Ovviamente. Il giorno della finale della Coppa del Mondo 2015, Beauden Barrett ha segnato tra i pali. La partita è finita, siamo campioni del mondo per la seconda volta consecutiva e lì decido di sottopormi alla trasformazione con il piede destro (lui è mancino, ndr).
In che onore?
Giusto per rendere omaggio a mio padre (Neville): mi ha cresciuto dicendomi di usare entrambi i piedi. Ero ancora un bambino quando mi prese la gamba con entrambe le mani e con essa fece un'altalena. Come a iscrivere in me il gesto…
Cosa ti mancherà di più del tuo passato rugbistico? Passa? I contrasti? Il gioco dei calci?
A dire il vero, pratico ancora l'hilling una volta alla settimana nel giardino dei miei genitori (a Southbridge, South Island, ndr). È il mio piccolo angolo di paradiso. Ma se c'è qualcosa che mi mancherà, saranno gli spogliatoi. È qui che accade tutto: i momenti di risate, i momenti di tensione o di pura felicità; lo spirito di una squadra si costruisce nello spogliatoio e nulla può sostituirlo il giorno in cui ti fermi.
Hai conservato qualche elemento relativo alla tua carriera?
Molto, sì.

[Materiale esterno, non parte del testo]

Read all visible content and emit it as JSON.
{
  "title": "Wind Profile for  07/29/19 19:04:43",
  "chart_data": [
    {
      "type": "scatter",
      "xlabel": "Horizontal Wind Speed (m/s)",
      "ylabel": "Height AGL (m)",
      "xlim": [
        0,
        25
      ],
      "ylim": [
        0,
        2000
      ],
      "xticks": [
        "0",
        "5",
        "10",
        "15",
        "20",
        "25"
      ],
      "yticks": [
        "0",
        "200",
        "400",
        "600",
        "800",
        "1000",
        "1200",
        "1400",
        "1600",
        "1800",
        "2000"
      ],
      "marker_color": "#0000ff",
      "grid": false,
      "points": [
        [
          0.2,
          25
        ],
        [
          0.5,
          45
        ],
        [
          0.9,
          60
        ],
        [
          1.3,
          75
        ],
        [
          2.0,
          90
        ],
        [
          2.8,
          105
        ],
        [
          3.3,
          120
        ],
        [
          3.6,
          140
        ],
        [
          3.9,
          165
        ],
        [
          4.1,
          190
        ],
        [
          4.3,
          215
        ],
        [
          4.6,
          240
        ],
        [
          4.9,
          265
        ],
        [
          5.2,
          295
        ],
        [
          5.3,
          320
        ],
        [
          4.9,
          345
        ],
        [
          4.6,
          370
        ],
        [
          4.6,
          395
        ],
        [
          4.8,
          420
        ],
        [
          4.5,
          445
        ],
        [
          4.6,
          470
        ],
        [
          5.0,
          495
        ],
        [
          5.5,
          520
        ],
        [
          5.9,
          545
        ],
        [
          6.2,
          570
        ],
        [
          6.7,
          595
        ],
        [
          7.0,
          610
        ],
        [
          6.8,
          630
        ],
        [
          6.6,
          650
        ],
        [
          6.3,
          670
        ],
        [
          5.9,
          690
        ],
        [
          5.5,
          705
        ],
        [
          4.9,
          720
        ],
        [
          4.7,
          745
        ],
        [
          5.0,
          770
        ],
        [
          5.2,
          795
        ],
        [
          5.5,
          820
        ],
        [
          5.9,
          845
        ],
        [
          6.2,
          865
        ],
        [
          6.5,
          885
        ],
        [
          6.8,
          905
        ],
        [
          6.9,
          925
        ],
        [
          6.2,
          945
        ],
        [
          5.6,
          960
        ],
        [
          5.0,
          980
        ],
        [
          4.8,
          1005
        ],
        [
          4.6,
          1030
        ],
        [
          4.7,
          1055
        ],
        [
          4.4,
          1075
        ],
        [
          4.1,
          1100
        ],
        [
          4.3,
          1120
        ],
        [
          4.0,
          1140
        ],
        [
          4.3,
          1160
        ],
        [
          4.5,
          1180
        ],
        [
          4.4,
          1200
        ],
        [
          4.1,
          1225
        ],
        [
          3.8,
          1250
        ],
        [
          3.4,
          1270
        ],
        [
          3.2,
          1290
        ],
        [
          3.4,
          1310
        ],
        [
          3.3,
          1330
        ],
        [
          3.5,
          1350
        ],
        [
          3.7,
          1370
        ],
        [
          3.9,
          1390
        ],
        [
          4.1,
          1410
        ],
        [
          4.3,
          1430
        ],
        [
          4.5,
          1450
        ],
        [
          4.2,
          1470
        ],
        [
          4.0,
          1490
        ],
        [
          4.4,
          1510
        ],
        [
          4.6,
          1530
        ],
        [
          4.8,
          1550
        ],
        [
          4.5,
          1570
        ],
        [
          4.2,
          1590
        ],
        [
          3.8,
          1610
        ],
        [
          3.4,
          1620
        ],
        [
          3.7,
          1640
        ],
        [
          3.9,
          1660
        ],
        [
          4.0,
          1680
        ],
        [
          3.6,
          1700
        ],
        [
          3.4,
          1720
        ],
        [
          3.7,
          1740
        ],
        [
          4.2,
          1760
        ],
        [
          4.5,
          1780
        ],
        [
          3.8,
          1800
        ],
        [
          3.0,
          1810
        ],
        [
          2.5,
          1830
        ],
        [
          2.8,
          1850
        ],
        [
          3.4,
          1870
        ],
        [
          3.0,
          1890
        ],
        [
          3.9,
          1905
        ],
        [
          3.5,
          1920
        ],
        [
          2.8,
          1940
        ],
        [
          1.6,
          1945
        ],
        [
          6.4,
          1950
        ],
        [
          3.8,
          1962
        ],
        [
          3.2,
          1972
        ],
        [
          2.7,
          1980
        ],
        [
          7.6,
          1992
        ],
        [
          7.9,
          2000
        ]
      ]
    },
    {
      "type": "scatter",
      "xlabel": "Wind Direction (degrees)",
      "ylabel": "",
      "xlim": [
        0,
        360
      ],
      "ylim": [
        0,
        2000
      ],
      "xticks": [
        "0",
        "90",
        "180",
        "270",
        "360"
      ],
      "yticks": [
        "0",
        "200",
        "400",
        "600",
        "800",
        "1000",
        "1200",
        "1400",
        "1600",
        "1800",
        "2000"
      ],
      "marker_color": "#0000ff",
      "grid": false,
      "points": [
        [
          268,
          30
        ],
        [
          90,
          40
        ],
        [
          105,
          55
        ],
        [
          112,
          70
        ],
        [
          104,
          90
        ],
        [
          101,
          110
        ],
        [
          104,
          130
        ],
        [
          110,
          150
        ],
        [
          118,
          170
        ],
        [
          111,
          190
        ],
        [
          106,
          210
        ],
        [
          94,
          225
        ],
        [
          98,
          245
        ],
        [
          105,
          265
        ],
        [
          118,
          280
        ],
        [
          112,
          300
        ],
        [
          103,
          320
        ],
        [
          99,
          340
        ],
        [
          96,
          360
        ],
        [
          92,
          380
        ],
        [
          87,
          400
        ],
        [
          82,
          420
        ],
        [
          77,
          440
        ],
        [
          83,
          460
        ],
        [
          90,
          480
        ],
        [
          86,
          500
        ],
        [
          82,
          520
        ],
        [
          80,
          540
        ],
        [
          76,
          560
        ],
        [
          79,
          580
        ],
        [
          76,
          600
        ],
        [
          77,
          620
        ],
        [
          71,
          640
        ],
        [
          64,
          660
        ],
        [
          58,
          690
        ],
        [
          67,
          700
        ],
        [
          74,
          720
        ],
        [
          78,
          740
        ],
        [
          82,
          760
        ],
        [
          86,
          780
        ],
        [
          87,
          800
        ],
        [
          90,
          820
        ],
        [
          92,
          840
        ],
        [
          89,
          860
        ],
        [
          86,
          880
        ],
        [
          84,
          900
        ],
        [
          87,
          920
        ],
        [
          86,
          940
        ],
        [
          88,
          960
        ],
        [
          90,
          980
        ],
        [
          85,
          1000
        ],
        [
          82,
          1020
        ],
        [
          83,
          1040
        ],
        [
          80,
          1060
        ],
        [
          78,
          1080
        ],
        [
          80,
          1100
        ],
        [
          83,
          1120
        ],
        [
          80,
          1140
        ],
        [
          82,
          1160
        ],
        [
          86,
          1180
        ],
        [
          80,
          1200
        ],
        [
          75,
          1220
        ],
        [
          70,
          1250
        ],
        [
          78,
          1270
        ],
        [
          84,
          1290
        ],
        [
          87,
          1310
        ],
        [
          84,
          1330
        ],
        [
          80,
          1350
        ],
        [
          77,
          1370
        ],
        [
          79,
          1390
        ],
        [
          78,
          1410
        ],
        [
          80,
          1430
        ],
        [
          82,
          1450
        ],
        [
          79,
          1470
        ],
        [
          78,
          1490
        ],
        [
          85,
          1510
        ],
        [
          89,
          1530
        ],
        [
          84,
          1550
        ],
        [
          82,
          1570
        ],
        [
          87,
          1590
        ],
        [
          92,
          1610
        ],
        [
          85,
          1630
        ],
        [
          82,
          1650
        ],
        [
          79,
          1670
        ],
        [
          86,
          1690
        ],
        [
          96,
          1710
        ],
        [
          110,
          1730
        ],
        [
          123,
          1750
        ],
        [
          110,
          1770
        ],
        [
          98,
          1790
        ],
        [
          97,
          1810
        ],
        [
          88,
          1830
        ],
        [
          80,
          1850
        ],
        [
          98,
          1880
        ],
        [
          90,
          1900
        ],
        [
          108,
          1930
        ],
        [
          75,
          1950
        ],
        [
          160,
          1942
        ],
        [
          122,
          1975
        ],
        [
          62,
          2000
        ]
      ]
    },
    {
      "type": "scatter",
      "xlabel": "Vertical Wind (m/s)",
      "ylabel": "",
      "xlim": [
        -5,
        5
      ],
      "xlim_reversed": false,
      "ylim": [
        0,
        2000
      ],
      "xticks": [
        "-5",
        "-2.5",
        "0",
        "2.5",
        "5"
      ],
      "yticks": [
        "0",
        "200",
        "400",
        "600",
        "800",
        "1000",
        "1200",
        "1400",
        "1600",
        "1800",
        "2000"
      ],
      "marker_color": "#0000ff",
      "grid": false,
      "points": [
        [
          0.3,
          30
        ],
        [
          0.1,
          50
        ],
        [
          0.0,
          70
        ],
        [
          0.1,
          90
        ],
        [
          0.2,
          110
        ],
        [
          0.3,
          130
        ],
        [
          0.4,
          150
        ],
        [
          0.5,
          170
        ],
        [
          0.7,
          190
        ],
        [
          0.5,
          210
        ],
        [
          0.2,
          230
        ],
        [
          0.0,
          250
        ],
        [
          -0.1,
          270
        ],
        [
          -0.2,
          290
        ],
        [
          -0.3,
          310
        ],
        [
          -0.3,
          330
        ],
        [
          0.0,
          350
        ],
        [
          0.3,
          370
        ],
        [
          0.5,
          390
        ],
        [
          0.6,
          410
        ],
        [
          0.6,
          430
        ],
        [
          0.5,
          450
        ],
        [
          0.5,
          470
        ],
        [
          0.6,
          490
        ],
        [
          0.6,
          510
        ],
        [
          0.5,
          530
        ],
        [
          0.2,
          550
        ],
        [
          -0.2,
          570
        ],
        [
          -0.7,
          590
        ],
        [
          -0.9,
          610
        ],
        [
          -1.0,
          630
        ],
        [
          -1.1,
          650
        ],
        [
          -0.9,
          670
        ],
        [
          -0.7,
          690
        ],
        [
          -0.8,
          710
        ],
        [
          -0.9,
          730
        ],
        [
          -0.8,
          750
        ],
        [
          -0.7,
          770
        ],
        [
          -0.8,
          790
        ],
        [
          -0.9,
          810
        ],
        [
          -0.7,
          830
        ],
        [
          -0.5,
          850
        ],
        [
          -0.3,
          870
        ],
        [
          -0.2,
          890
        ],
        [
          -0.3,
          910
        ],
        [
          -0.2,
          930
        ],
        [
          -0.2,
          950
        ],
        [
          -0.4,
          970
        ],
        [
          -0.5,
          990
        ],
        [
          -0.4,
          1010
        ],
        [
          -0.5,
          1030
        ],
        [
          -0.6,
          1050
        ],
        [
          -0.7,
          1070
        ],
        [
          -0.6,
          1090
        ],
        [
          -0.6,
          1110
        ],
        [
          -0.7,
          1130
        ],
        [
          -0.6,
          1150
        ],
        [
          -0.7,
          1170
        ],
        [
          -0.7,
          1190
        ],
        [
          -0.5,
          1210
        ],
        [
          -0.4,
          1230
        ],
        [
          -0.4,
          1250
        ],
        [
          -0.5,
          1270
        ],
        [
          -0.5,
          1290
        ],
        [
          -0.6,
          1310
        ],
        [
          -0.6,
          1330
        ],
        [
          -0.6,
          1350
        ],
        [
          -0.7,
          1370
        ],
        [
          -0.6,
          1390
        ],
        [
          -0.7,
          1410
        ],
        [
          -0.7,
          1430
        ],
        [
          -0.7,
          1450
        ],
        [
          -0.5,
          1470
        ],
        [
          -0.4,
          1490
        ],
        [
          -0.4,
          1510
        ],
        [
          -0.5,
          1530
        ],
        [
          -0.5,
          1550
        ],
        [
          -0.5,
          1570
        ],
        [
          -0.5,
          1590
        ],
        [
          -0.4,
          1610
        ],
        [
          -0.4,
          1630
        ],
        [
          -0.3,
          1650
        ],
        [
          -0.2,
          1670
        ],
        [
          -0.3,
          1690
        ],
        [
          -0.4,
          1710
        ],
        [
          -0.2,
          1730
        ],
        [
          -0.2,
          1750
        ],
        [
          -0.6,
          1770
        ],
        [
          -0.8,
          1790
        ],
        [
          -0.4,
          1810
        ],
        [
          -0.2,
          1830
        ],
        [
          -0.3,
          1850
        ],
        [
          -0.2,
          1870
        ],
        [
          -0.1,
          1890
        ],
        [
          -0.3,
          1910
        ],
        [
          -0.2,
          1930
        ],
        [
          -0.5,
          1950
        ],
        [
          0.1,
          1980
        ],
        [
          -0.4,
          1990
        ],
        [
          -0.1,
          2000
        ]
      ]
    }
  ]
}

Ho creato addirittura un museo con mio padre a Southbridge, il villaggio dove sono cresciuto: lì ci sono tutti i miei trofei, i miei primi ramponi, le maglie più importanti della mia carriera…
Il XV francese ha avuto qualche problema durante la sua ultima tournée in Argentina, tanto che la capolista ha deciso di porre fine al terzo tempo. Cosa ne pensi?
Veramente ?
SÌ. Pensi che sia una buona idea?
(Sospira) Non ci posso credere, sinceramente… Non condanno la loro decisione, ma probabilmente i momenti più belli della mia carriera rugbistica li ho passati bevendo una birra con i miei compagni subito dopo la partita, nello spogliatoio. Era il nostro momento, il nostro momento sacro. Era un modo per consacrare il lavoro che avevamo realizzato sul campo. Ma non faccio parte dell'ambiente del XV di Francia: se hanno deciso che era la cosa migliore da fare è perché ai loro occhi deve essere il modo migliore per far crescere la squadra.